The Downers Grove Reporter interviewed my uncle and wrote this:
Abellar spoke to the REPORTER last week and stated, “There is always pain, but it’s not that bad.” The patient acted heroically when he spotted the van driving towards the children as he pushed them out of the way. However, the van hit Abellar, causing six broken ribs, two broken pelvic bones and badly damaged tissue and nerves on his left arm.
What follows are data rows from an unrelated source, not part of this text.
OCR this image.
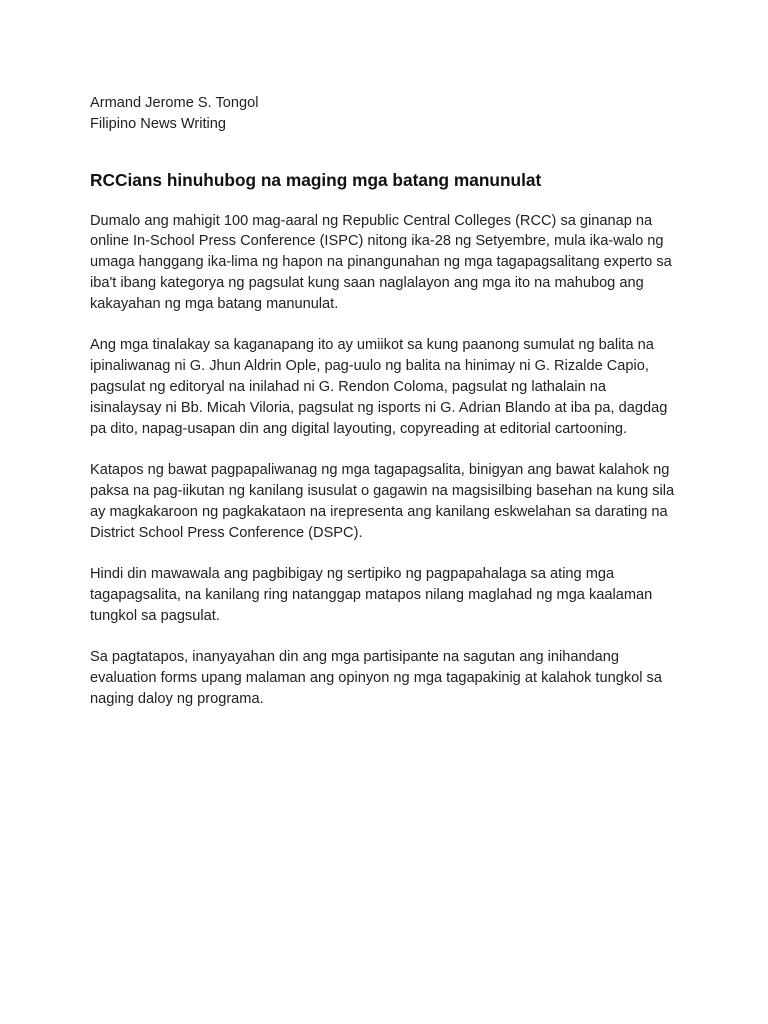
Armand Jerome S. Tongol
Filipino News Writing
RCCians hinuhubog na maging mga batang manunulat

Dumalo ang mahigit 100 mag-aaral ng Republic Central Colleges (RCC) sa ginanap na online In-School Press Conference (ISPC) nitong ika-28 ng Setyembre, mula ika-walo ng umaga hanggang ika-lima ng hapon na pinangunahan ng mga tagapagsalitang experto sa iba't ibang kategorya ng pagsulat kung saan naglalayon ang mga ito na mahubog ang kakayahan ng mga batang manunulat.

Ang mga tinalakay sa kaganapang ito ay umiikot sa kung paanong sumulat ng balita na ipinaliwanag ni G. Jhun Aldrin Ople, pag-uulo ng balita na hinimay ni G. Rizalde Capio, pagsulat ng editoryal na inilahad ni G. Rendon Coloma, pagsulat ng lathalain na isinalaysay ni Bb. Micah Viloria, pagsulat ng isports ni G. Adrian Blando at iba pa, dagdag pa dito, napag-usapan din ang digital layouting, copyreading at editorial cartooning.

Katapos ng bawat pagpapaliwanag ng mga tagapagsalita, binigyan ang bawat kalahok ng paksa na pag-iikutan ng kanilang isusulat o gagawin na magsisilbing basehan na kung sila ay magkakaroon ng pagkakataon na irepresenta ang kanilang eskwelahan sa darating na District School Press Conference (DSPC).

Hindi din mawawala ang pagbibigay ng sertipiko ng pagpapahalaga sa ating mga tagapagsalita, na kanilang ring natanggap matapos nilang maglahad ng mga kaalaman tungkol sa pagsulat.

Sa pagtatapos, inanyayahan din ang mga partisipante na sagutan ang inihandang evaluation forms upang malaman ang opinyon ng mga tagapakinig at kalahok tungkol sa naging daloy ng programa.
The article goes on to say:
The driver kept driving the van on the shoulder of the road and shaking the van. I closed my eyes and said, “God, I love you, and I’m not ready to die.” the 28-year-old Filipino stated. He also explained that thoughts about his loved ones crossed his mind while he was under the van. Abellar mentioned that as the van approached, he considered two choices. One option would be to stand and allow himself to be hit by the auto. The other was to push the children out of the way.
Reflection
I share his good deed with you as testament to just how truly kind my uncle was. I think about what he did and wonder, if I found myself in a situation like that, could I have been so selfless? Would I have found the courage to give my life for someone else’s life? To save a stranger’s life? Could you? Maybe this is one of the reasons why he often crosses my mind. I think of this heroic act that he did and compare that to how frail he was when he died. I think about how lucky he was to have survived that ordeal and think, “Why couldn’t he survive this?” “Why did he have to be taken so young?” I realize 65 is not young. But if you know that the average life expectancy of a male in the United States is 77.28years and the average life expectancy of a male in the Philippines is 71.36 years, he still had a few good years ahead of him.
Death comes for us all. No one knows the time or day when we’ll be called home. And so, we need to remember that life is a gift. Every morning, that we wake up and open our eyes, is a gift. The death of my uncle has caused me to reflect and think about what’s truly important in life. I guess the point of this blog was not only to remember my Uncle Henry and celebrate his life, but to also remind each of you that life is short. Is there someone in your life you haven’t spoken to in a while? Have you let a lot of time pass from the last time you saw them? If someone comes to mind as you read this, don’t let another minute pass. If they don’t live close, there are many ways to bridge the gap. Technology has made that possible for us. Often, the biggest regret we have is wishing we did or said something. Don’t let that be you.